Developmental expression of clock genes in the Syrian hamster.

Abstract Transcription/translation feedback loops consisting of multiple clock genes are thought to be essential for circadian oscillations at cellular, tissue and organismal levels. We examined the developmental expressions of three clock genes (Bmal1, Cry1 and Per1) in the Syrian hamster to probe the oscillatory properties of the suprachiasmatic nucleus (SCN) over the first 4 days after the completion of SCN neurogenesis. Samples were taken at the dam's circadian times 6, 12, and 18 daily over 4 days in constant dim light and processed for in situ hybridization using 35 S-labeled RNA probes. Collection times were based on the phases of Bmal1 and Per1 rhythms in adult SCN and on an observed difference in Per1 mRNA at CT6 and 18 on postnatal day 2. For the developmental study, sections from each brain were processed in parallel for the three genes. Bmal1 was prominently expressed in the fetal SCN while Per1 and Cry1 were only weakly expressed.
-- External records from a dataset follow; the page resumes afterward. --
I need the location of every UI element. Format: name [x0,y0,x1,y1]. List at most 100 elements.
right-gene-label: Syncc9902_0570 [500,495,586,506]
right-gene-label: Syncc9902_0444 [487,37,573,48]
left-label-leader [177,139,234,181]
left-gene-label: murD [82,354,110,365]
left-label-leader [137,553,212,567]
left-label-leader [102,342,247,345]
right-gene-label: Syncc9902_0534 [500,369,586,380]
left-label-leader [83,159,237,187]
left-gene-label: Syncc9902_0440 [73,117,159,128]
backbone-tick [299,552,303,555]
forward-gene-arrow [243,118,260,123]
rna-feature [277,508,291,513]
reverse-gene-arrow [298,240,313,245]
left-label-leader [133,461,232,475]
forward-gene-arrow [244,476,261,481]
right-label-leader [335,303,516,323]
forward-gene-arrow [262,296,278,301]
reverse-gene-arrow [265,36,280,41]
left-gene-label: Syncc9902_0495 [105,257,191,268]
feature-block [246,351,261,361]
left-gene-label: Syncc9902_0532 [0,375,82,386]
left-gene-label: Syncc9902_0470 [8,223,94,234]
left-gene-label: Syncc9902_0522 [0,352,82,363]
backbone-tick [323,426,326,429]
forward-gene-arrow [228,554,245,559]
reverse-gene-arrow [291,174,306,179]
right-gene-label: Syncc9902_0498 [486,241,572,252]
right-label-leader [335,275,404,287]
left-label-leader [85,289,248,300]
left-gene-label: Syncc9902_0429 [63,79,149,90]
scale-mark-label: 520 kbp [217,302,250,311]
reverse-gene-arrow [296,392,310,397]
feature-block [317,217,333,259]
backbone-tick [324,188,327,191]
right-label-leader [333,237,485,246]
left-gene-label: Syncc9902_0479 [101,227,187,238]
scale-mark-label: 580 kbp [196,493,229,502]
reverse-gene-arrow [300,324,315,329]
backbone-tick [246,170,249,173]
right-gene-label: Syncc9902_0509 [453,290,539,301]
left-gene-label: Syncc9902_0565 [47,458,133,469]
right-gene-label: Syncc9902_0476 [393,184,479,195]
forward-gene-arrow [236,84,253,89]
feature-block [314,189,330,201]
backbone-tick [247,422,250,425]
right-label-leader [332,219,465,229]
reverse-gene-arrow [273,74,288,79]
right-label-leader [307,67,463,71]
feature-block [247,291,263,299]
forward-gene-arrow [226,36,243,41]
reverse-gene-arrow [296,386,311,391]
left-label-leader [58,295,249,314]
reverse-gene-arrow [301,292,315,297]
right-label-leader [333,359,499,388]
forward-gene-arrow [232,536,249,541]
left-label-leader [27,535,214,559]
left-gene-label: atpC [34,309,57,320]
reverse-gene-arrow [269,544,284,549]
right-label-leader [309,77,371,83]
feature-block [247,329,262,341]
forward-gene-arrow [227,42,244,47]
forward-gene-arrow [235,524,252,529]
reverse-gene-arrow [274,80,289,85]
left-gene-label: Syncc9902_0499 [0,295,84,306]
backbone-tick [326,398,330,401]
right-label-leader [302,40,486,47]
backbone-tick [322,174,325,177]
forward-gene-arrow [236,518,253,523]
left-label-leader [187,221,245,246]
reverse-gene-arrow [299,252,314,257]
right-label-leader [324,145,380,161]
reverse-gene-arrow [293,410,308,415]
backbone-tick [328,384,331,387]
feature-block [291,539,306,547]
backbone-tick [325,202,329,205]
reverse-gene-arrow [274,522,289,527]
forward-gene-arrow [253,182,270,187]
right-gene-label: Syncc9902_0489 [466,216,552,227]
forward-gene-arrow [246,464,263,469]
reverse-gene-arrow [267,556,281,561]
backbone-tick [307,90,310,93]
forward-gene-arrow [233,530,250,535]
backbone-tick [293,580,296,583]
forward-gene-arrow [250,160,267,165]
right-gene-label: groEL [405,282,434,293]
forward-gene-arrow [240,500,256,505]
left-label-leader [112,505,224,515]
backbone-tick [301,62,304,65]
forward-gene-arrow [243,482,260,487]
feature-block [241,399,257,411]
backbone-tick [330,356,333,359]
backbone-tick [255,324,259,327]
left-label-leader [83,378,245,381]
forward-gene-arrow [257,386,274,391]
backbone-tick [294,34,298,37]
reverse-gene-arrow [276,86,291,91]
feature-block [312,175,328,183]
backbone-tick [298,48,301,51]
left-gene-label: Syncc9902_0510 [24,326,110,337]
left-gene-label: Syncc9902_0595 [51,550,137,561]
Transcripts of all three genes showed higher abundance just after birth. At subsequent ages, Bmal1 showed a significant decrease, while Per1 continued to be greater than prenatal levels. Significant variation was detected across circadian times for Cry1, but no circadian variation was detected for Per1 and Bmal1. Molecular oscillations equivalent to those observed in adults were not present in the fetal SCN despite evidence for an entrainable pacemaker at that time. An absence of robust oscillations during early SCN development may in part explain the strong phase-setting effects of pharmacological agents on the fetal/neonatal clock.